Montefiascone – Fausto Menghini è tornato a casa. A Montefiascone, dove era conosciuto e ben voluto da tutti.
La salma del camionista morto in un incidente sul lavoro nel Mantovano dopo essere precipitato dal rimorchio del camion è stata restituita ai familiari all’esito dell’autopsia. È stata eseguita ieri, e servirà agli inquirenti per sciogliere tutti i dubbi sulla tragedia. Non è escluso che il 51enne sia piombato al suolo dopo un volo di oltre due metri a causa di un malore improvviso.
Oggi verrà aperta la camera ardente nella chiesa di sant’Andrea, mentre domani alle 16 verranno celebrati i funerali nella chiesa di san Flaviano a Montefiascone.

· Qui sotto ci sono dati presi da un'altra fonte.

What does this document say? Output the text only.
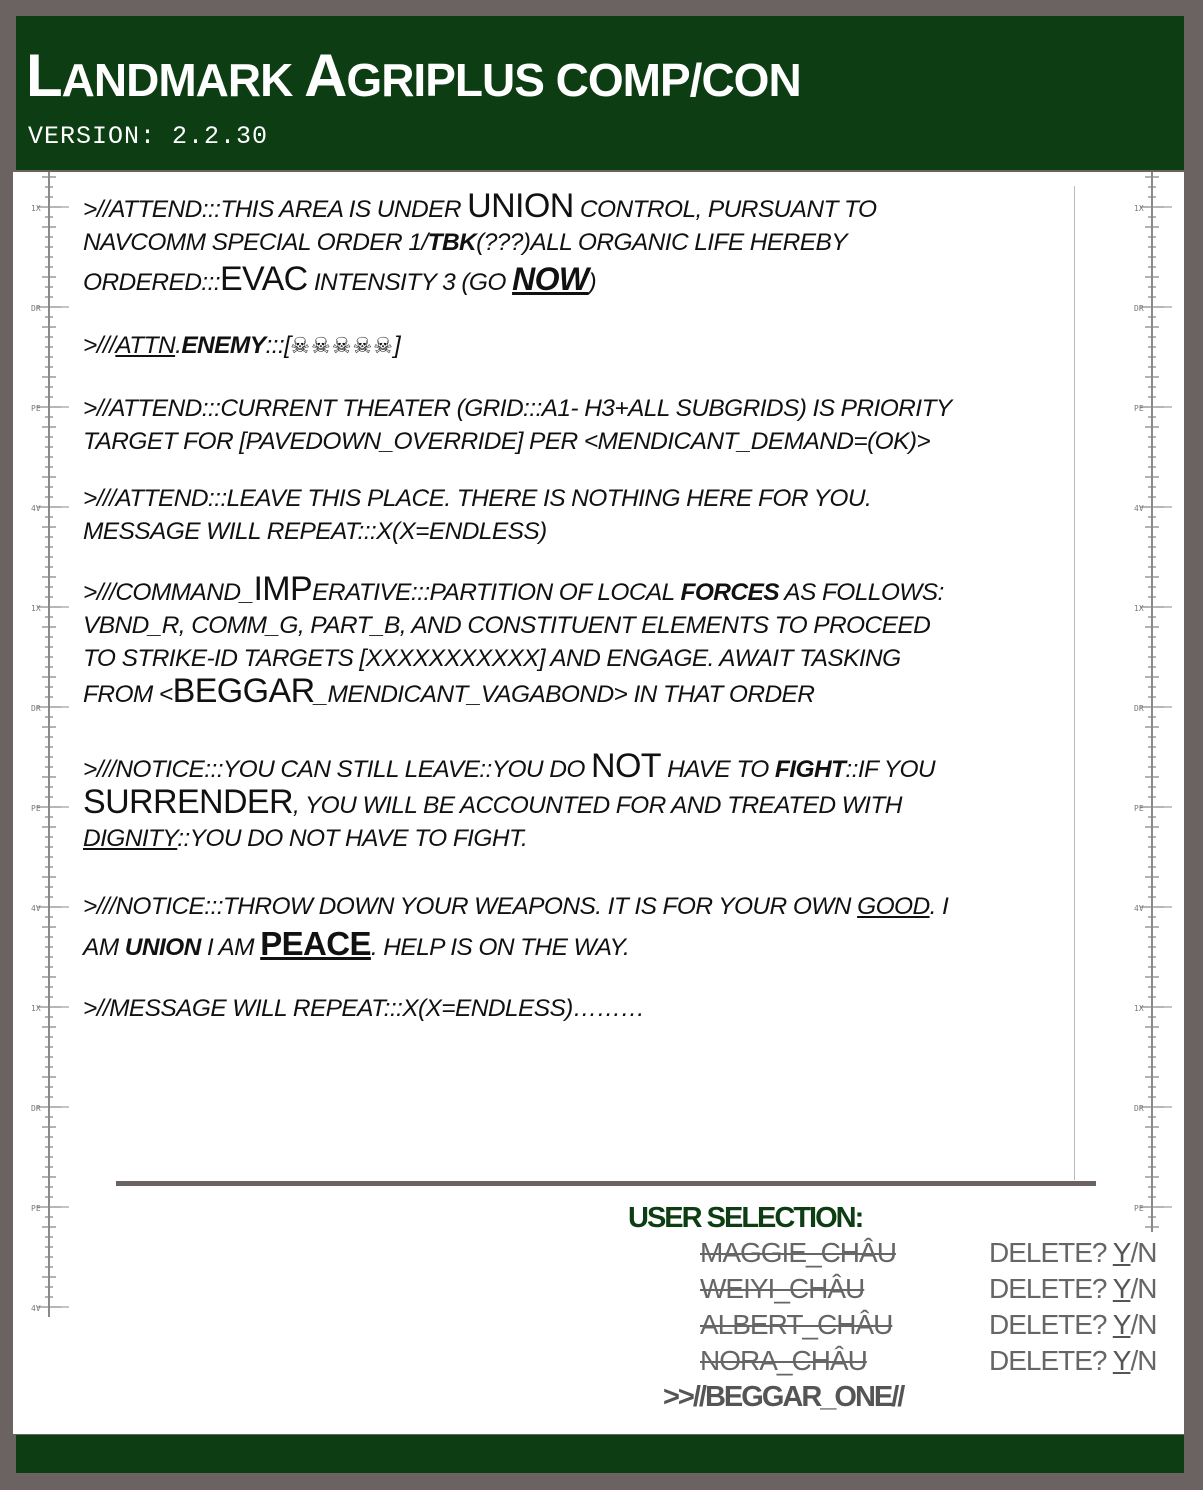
LANDMARK AGRIPLUS COMP/CON
VERSION: 2.2.30
1X
DR
PE
4V
1X
DR
PE
4V
1X
DR
PE
4V
1X
DR
PE
4V
1X
DR
PE
4V
1X
DR
PE
>//ATTEND:::THIS AREA IS UNDER UNION CONTROL, PURSUANT TO
NAVCOMM SPECIAL ORDER 1/TBK(???)ALL ORGANIC LIFE HEREBY
ORDERED:::EVAC INTENSITY 3 (GO NOW)
>///ATTN.ENEMY:::[☠☠☠☠☠]
>//ATTEND:::CURRENT THEATER (GRID:::A1- H3+ALL SUBGRIDS) IS PRIORITY
TARGET FOR [PAVEDOWN_OVERRIDE] PER <MENDICANT_DEMAND=(OK)>
>///ATTEND:::LEAVE THIS PLACE. THERE IS NOTHING HERE FOR YOU.
MESSAGE WILL REPEAT:::X(X=ENDLESS)
>///COMMAND_IMPERATIVE:::PARTITION OF LOCAL FORCES AS FOLLOWS:
VBND_R, COMM_G, PART_B, AND CONSTITUENT ELEMENTS TO PROCEED
TO STRIKE-ID TARGETS [XXXXXXXXXXX] AND ENGAGE. AWAIT TASKING
FROM <BEGGAR_MENDICANT_VAGABOND> IN THAT ORDER
>///NOTICE:::YOU CAN STILL LEAVE::YOU DO NOT HAVE TO FIGHT::IF YOU
SURRENDER, YOU WILL BE ACCOUNTED FOR AND TREATED WITH
DIGNITY::YOU DO NOT HAVE TO FIGHT.
>///NOTICE:::THROW DOWN YOUR WEAPONS. IT IS FOR YOUR OWN GOOD. I
AM UNION I AM PEACE. HELP IS ON THE WAY.
>//MESSAGE WILL REPEAT:::X(X=ENDLESS)………
USER SELECTION:
MAGGIE_CHÂU	DELETE? Y/N
WEIYI_CHÂU	DELETE? Y/N
ALBERT_CHÂU	DELETE? Y/N
NORA_CHÂU	DELETE? Y/N
>>//BEGGAR_ONE//
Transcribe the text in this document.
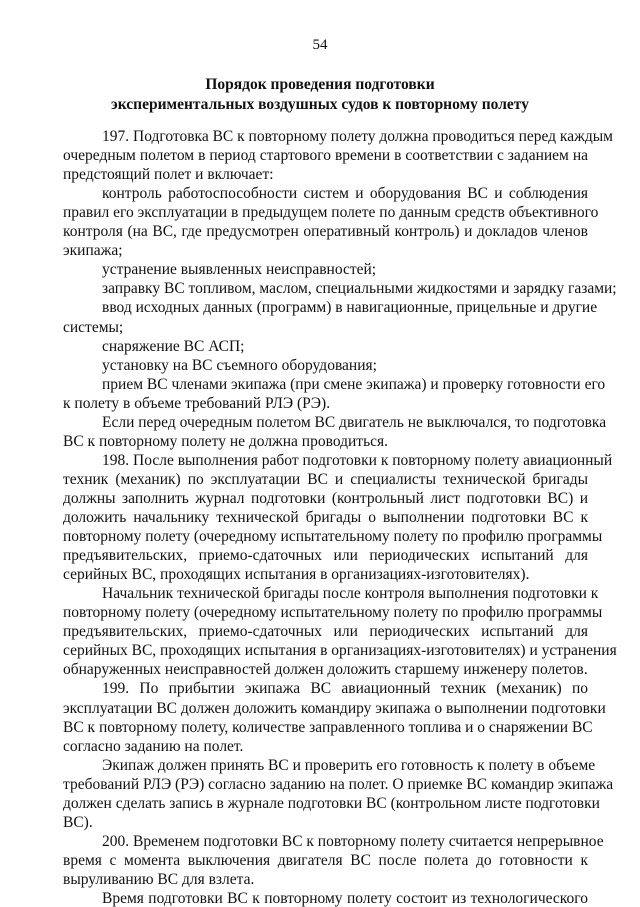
54
Порядок проведения подготовки
экспериментальных воздушных судов к повторному полету
197. Подготовка ВС к повторному полету должна проводиться перед каждым
очередным полетом в период стартового времени в соответствии с заданием на
предстоящий полет и включает:
контроль работоспособности систем и оборудования ВС и соблюдения
правил его эксплуатации в предыдущем полете по данным средств объективного
контроля (на ВС, где предусмотрен оперативный контроль) и докладов членов
экипажа;
устранение выявленных неисправностей;
заправку ВС топливом, маслом, специальными жидкостями и зарядку газами;
ввод исходных данных (программ) в навигационные, прицельные и другие
системы;
снаряжение ВС АСП;
установку на ВС съемного оборудования;
прием ВС членами экипажа (при смене экипажа) и проверку готовности его
к полету в объеме требований РЛЭ (РЭ).
Если перед очередным полетом ВС двигатель не выключался, то подготовка
ВС к повторному полету не должна проводиться.
198. После выполнения работ подготовки к повторному полету авиационный
техник (механик) по эксплуатации ВС и специалисты технической бригады
должны заполнить журнал подготовки (контрольный лист подготовки ВС) и
доложить начальнику технической бригады о выполнении подготовки ВС к
повторному полету (очередному испытательному полету по профилю программы
предъявительских, приемо-сдаточных или периодических испытаний для
серийных ВС, проходящих испытания в организациях-изготовителях).
Начальник технической бригады после контроля выполнения подготовки к
повторному полету (очередному испытательному полету по профилю программы
предъявительских, приемо-сдаточных или периодических испытаний для
серийных ВС, проходящих испытания в организациях-изготовителях) и устранения
обнаруженных неисправностей должен доложить старшему инженеру полетов.
199. По прибытии экипажа ВС авиационный техник (механик) по
эксплуатации ВС должен доложить командиру экипажа о выполнении подготовки
ВС к повторному полету, количестве заправленного топлива и о снаряжении ВС
согласно заданию на полет.
Экипаж должен принять ВС и проверить его готовность к полету в объеме
требований РЛЭ (РЭ) согласно заданию на полет. О приемке ВС командир экипажа
должен сделать запись в журнале подготовки ВС (контрольном листе подготовки
ВС).
200. Временем подготовки ВС к повторному полету считается непрерывное
время с момента выключения двигателя ВС после полета до готовности к
выруливанию ВС для взлета.
Время подготовки ВС к повторному полету состоит из технологического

E in tanti si stringeranno al dolore lancinante della moglie Letizia, dei figli Gabriele ed Eleonora e del fratello Renzo che con Fausto aveva fondato una società di trasporti.

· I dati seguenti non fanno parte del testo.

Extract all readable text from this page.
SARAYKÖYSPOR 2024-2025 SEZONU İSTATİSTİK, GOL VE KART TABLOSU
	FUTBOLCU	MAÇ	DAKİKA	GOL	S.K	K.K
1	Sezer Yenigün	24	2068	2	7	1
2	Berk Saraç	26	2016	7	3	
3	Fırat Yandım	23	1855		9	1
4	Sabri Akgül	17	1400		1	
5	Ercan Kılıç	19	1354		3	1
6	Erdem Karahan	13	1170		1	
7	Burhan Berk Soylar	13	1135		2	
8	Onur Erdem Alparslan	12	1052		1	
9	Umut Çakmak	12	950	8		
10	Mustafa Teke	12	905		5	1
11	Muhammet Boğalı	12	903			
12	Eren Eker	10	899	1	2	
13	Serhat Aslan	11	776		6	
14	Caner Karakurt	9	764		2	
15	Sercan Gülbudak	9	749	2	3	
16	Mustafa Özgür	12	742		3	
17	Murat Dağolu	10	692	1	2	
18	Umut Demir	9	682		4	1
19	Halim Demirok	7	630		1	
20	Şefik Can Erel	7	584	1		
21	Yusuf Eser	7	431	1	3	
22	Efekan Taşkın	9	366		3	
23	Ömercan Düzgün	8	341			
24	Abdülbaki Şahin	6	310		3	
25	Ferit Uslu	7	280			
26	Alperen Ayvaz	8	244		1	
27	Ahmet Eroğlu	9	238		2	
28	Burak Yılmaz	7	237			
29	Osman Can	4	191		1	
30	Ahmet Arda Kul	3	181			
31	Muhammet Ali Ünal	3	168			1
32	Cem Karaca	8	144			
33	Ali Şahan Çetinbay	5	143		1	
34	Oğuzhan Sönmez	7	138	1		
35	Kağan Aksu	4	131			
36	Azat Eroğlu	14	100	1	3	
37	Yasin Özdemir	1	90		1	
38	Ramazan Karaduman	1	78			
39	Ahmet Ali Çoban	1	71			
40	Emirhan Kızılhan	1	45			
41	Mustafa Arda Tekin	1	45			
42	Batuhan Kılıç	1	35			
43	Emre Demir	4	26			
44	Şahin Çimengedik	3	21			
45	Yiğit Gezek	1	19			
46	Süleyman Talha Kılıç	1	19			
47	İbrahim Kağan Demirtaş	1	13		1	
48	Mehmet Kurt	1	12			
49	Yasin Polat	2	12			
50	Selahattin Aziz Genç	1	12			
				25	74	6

È quasi l’ora di pranzo di martedì 20 marzo. Fausto ha appena finito di stivare il mais nel camion quando sta per stendere e agganciare il telone sul carico. Ma per cause ancora d’accertare, precipita dal rimorchio e sbatte il volto e la testa sul cemento. Un volo di oltre due metri, che gli è stato fatale.

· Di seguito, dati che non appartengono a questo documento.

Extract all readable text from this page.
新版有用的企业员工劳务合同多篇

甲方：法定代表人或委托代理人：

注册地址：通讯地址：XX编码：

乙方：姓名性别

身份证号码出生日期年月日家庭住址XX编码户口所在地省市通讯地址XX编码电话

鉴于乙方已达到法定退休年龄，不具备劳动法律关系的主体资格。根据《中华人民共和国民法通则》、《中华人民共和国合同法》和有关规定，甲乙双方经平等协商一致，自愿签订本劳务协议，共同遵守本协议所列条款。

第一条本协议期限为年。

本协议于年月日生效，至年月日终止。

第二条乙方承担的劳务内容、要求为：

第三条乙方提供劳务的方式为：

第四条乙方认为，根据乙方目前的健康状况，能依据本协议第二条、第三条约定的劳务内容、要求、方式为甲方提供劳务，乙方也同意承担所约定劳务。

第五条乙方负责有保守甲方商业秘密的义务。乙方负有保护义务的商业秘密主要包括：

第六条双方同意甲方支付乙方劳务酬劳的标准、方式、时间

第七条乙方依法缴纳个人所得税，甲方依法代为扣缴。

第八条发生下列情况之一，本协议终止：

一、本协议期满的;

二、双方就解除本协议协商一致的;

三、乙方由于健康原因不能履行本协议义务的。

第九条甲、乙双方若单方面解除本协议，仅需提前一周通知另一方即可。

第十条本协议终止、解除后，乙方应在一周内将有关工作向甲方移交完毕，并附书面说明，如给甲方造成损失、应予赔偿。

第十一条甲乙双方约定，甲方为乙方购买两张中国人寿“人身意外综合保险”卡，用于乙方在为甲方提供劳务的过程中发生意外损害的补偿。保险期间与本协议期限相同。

L’incidente mortale sul lavoro in un’azienda di stoccaggio e commercio di cereali a Villa Poma, nel Mantovano, poco prima che Fausto ripartisse con il suo camion. In serata sarebbe dovuto rientrare a Montefiascone. Della tragedia non ci sarebbero testimoni. Il camionista sarebbe stato trovato già senza vita da un dipendente dell’azienda poco dopo la caduta. E nonostante i tentativi di soccorso, non c’è stato nulla da fare. Fausto sarebbe morto sul colpo.
Sul posto si sono precipitati i carabinieri e gli ispettori della medicina del lavoro, che dopo i rilievi e primi accertamenti stanno conducendo le indagini coordinate dalla procura.